Lent Devotional Day 19
I don’t know if you have ever studied Psalm 51 before. It is David’s repentance Psalm after he has an affair with Bathsheba, kills her husband, and covers it up. But the prophet Nathan confronts him and he stands before God broken and ashamed. And so David pens this poem, this psalm that is full of hyperlinks (references to other Bible verses), 1 large Chiasm (a Hebrew literary tool), and even the gospel message of salvation through faith.
Here is how I study the Psalms. It may look like a mess, but here’s the idea. So much of Hebrew poetry is repetition. It could be thoughts, words, and even rhymes. But since my Hebrew isn’t too great, we’ll skip that one.
What I want to draw your attention to is the middle part of the Chiasm. In Hebrew poetry, a chiasm is descending and ascending thoughts and ideas pointing to the truth it’s trying to communicate in the middle.
David starts with blot out my transgressions in verse 1 and 9, wash and cleanse in verses 2 and 7, acknowledge evil and failure in verses 3-4a and 5-6 and then the middle is in verse 4b. It says, “So that you may be justified in your words and blameless in your sight.”
Sometimes we become so me-focused on our sin that what God seeks to do is to show his glory through the faithfulness of his people.
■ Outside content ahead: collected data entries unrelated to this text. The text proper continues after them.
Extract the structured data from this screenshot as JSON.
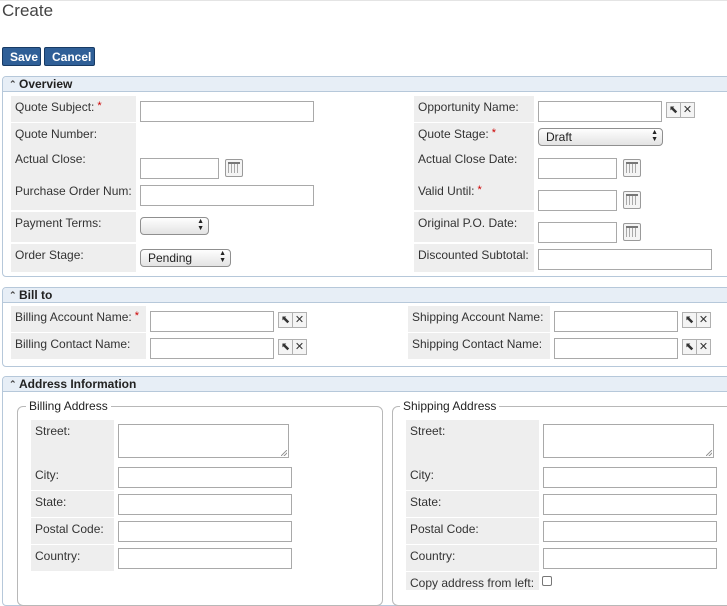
{
  "page": {
    "title": "Create"
  },
  "toolbar": {
    "save_label": "Save",
    "cancel_label": "Cancel"
  },
  "overview": {
    "title": "Overview",
    "quote_subject_label": "Quote Subject:",
    "quote_number_label": "Quote Number:",
    "actual_close_label": "Actual Close:",
    "purchase_order_num_label": "Purchase Order Num:",
    "payment_terms_label": "Payment Terms:",
    "order_stage_label": "Order Stage:",
    "order_stage_value": "Pending",
    "opportunity_name_label": "Opportunity Name:",
    "quote_stage_label": "Quote Stage:",
    "quote_stage_value": "Draft",
    "actual_close_date_label": "Actual Close Date:",
    "valid_until_label": "Valid Until:",
    "original_po_date_label": "Original P.O. Date:",
    "discounted_subtotal_label": "Discounted Subtotal:"
  },
  "bill_to": {
    "title": "Bill to",
    "billing_account_name_label": "Billing Account Name:",
    "billing_contact_name_label": "Billing Contact Name:",
    "shipping_account_name_label": "Shipping Account Name:",
    "shipping_contact_name_label": "Shipping Contact Name:"
  },
  "address": {
    "title": "Address Information",
    "billing": {
      "legend": "Billing Address",
      "street_label": "Street:",
      "city_label": "City:",
      "state_label": "State:",
      "postal_code_label": "Postal Code:",
      "country_label": "Country:"
    },
    "shipping": {
      "legend": "Shipping Address",
      "street_label": "Street:",
      "city_label": "City:",
      "state_label": "State:",
      "postal_code_label": "Postal Code:",
      "country_label": "Country:",
      "copy_label": "Copy address from left:"
    }
  },
  "symbols": {
    "required": "*",
    "pointer": "⬉",
    "clear": "✕",
    "chevron_up": "⌃"
  },
  "icons": [
    "chevron-up-icon",
    "calendar-icon",
    "select-pointer-icon",
    "clear-icon",
    "select-arrows-icon"
  ],
  "colors": {
    "button_bg": "#2f5f97",
    "panel_header_bg": "#e7eef6",
    "panel_border": "#b6c8da",
    "required": "#cc0000",
    "label_bg": "#eeeeee"
  }
}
Let me say that in a different way. When the people of God, namely you and me, follow God with holiness, God’s glory, fame, and renown is greater. But when we fail to do what God says, we tell others that he is not a God worthy to be followed.
Today, when you think about sin and iniquity, think about how it reflects on God when you sin. And then follow the words of King David, “Create in me a clean heart, O God, and renew a right spirit within me. Cast me not away from your presence, and take not your Holy Spirit from me. Restore to me the joy of your salvation, and uphold me with a willing spirit.”